As we honour our 2019 Spirit of Youth winner, it’s time to nominate a new champion for 2021
Co Down schoolboy Conor Bannon was just 11 years old in 2018 when he became the youngest person from Northern Ireland to climb Kilimanjaro.
In a feat even some seasoned mountain climbers would shy away from, he battled altitude sickness and extreme weather to reach the summit of Africa’s highest mountain, scaling an incredible 19,340 feet in just seven days.
The amazing achievement, through which Conor raised £12,344 for the Northern Ireland Children’s Hospice, won him our Spirit of Youth Award, sponsored this year by the social enterprise Better.
Making his feat all the more incredible was the fact that he has an immune deficiency disorder, making the climb even tougher.
Scaling mountains runs in Conor’s family, with dad Terence Bannon (52) becoming the second Irishman to conquer Mount Everest in 2003. But it was his mum Lauren O’Malley (41) who accompanied him on his bid to summit Kilimanjaro in what was also a first for her.
Climbing the mountain gave Conor, now 13 and a pupil at St Paul’s High in Newry, the confidence to believe he could overcome whatever life throws at him.
“When I was on the mountain, I wasn’t enjoying it so much, but afterwards it was great to be able to say I did it,” he says.
“Knowing I was 11 and could do that and I didn’t give up has changed my perspective on things. It encouraged me and has made me realise I am not a quitter.”
The climb also gave Conor a taste for adventure. He had planned to complete the Uganda Marathon this summer, only for the pandemic to delay that dream until next year.
The schoolboy also hopes to tackle the Alps with his father within the next couple of years.
“I train by doing a 5km run every couple of days and I would be up in the Mournes every other weekend with my friends for the craic,” he explains.
“I’m looking forward to when things get back to normal after Covid and I can go to the Alps with my dad and hopefully Uganda next year.
“When I do these things, I will be doing them for the Northern Ireland Children’s Hospice.”
Conor’s condition has required years of antibody treatments. In preparation for his Kilimanjaro challenge, he had to have extra infusions to build up his immune system.
Training also meant sacrificing time with his friends, and it is only his mum Lauren, who completed the climb with him, who can truly appreciate how big an achievement it was.

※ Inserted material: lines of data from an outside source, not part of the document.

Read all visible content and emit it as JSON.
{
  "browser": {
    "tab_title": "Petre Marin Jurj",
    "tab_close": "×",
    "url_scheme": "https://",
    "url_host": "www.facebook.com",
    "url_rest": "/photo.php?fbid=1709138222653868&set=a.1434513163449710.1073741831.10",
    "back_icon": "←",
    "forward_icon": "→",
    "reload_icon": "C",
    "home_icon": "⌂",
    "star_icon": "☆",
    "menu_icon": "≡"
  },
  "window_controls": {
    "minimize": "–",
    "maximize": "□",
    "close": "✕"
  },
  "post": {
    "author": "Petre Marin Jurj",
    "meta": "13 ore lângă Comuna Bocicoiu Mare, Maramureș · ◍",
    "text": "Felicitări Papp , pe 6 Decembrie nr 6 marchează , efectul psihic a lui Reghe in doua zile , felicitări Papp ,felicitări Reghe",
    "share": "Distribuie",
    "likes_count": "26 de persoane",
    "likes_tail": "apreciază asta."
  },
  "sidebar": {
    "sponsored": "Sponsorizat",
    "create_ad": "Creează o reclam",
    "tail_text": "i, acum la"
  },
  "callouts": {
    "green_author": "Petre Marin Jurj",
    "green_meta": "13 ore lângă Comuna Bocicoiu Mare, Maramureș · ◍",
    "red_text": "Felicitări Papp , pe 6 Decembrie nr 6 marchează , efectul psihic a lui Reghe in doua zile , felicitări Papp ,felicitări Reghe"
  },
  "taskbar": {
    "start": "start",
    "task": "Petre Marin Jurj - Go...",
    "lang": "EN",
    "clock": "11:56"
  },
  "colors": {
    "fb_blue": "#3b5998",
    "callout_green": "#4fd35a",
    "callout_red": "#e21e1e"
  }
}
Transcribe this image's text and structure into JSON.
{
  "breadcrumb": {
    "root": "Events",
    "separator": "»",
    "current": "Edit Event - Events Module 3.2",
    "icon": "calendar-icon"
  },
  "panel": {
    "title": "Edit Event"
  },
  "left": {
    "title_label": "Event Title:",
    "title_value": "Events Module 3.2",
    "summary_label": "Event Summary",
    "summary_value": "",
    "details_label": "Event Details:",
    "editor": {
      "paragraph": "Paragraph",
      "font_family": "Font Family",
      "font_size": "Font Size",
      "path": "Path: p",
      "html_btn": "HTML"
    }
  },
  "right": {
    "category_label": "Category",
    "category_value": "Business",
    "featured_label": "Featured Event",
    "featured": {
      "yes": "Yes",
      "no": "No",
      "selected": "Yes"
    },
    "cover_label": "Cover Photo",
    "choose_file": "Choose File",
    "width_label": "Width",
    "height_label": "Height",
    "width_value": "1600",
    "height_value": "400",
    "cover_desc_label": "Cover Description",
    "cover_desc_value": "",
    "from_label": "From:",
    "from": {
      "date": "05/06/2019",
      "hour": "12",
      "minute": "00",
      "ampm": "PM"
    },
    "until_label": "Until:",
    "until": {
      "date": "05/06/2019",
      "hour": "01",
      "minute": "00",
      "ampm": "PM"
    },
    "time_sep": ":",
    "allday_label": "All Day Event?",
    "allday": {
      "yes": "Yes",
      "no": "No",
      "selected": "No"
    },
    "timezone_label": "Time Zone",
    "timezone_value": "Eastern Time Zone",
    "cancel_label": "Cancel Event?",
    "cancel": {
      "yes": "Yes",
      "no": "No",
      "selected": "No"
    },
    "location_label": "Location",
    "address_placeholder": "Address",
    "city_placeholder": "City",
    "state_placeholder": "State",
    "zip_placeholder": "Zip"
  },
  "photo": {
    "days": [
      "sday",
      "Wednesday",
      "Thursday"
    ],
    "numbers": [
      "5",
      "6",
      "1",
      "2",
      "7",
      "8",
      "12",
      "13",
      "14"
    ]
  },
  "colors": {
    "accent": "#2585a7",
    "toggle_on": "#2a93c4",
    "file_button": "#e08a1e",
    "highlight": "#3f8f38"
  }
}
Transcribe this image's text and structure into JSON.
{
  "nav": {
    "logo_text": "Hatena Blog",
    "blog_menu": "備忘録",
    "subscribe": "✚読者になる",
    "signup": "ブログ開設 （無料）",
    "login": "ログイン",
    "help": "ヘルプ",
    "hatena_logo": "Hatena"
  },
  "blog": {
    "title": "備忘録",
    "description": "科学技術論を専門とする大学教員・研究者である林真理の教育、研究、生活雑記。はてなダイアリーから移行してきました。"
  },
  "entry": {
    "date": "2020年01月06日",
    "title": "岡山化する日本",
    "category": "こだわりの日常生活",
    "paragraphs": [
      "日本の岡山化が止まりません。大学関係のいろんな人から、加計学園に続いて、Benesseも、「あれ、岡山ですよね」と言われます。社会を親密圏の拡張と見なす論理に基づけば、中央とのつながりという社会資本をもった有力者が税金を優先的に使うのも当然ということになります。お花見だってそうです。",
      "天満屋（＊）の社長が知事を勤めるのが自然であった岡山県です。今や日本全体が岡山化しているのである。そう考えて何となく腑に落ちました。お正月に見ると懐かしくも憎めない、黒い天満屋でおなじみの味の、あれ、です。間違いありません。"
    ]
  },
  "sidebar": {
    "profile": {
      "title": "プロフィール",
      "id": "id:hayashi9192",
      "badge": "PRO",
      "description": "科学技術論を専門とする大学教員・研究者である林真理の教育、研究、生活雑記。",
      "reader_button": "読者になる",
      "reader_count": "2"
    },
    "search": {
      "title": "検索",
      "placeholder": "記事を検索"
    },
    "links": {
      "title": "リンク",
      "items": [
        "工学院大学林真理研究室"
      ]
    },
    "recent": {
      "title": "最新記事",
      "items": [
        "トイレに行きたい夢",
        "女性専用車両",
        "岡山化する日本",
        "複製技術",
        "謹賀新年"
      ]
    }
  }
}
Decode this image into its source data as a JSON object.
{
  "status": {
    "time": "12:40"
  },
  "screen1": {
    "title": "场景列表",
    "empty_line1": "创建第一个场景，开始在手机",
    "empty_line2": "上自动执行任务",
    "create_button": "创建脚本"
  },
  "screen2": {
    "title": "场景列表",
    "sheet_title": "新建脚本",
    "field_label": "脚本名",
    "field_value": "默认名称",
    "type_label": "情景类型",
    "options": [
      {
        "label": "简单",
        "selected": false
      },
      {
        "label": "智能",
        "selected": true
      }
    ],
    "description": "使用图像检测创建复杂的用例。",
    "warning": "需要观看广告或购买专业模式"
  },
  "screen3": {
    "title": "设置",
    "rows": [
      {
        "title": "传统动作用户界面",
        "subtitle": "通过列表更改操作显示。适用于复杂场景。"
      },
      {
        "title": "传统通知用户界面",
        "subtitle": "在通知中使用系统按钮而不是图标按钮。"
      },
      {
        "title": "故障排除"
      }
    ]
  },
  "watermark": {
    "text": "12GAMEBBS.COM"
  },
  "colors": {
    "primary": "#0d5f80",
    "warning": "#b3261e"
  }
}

“It is amazing what he has achieved. People were surprised by how much work went into it for him and what it took physically in the run-up to it,” she says. “When his friends were going off doing things, Conor was training
for seven months, running after school and climbing mountains at
the weekends. It was a big undertaking and he really deserved to be honoured for that.
“Even for an adult, climbing Kilimanjaro is a challenge. The high altitude is very tough.
“It hit Conor hard and he was vomiting his way up to the summit. To see him do it blew my mind. It totally humbled me.
“We started off with horrendous weather. We had torrential rain for three days. Everything was soaked and it was like walking up a river.
“It was really soul-destroying and tough going and it made it so much more difficult.
“Although Conor was feeling nauseous and vomiting during his final push to the summit, he was determined to do it. Nothing was going to stop him.
“He couldn’t be talked back. I did suggest it, but he said, ‘No chance,’ and pushed on through it.
“Conor is by no means unhealthy, but because of his immune condition, that made it that bit more of a challenge for him. I am just so, so proud of him.”
Conor was the youngest person ever to climb the mountain by the Lemosho Route, the longest way to the top but the one his mum believed would give him the best shot of getting there.
The icing on the cake was being able to hand over thousands of pounds to the Northern Ireland Children’s Hospice, a charity that’s very close to Conor’s heart. “Because Conor has been so unwell, he wanted to do something for kids and he picked the Children’s Hospice,” Lauren explains.
“He went up to see it and he really understood what it’s about. It made him even more determined to do it to help the kids.
“The sheer generosity of people was fantastic. I think when he did it people couldn’t get over how small he was to do such a big thing. The donations seemed to pour in to the JustGiving page.”
Conor enjoyed a superb evening at our awards ceremony, meeting some of his sporting heroes and sharing his story with the stars.
His trophy now takes pride of place in his bedroom.
If you know a young person who has gone above and beyond and deserves recognition, don’t hesitate to nominate them today.
This year’s Spirit of Youth Award is sponsored by the social enterprise Better, which works with Belfast City Council to run its leisure centres and gyms.
Supporting young athletes is a crucial part of this not-for-profit company’s core aims.
Better head of service Jacqui Pope said: “We want to inspire the next generation of young people to achieve a better quality of life by getting active and finding a passion in sport.
“We want everyone to lead healthy and active lives. We are committed to supporting young people and communities to make healthy choices.
“The Spirit of Youth Award recognises the great potential and achievements of young people here.
“We are delighted to show our support for the special role young people play, for their achievements now, their potential in the future and the big difference they can make to our community”.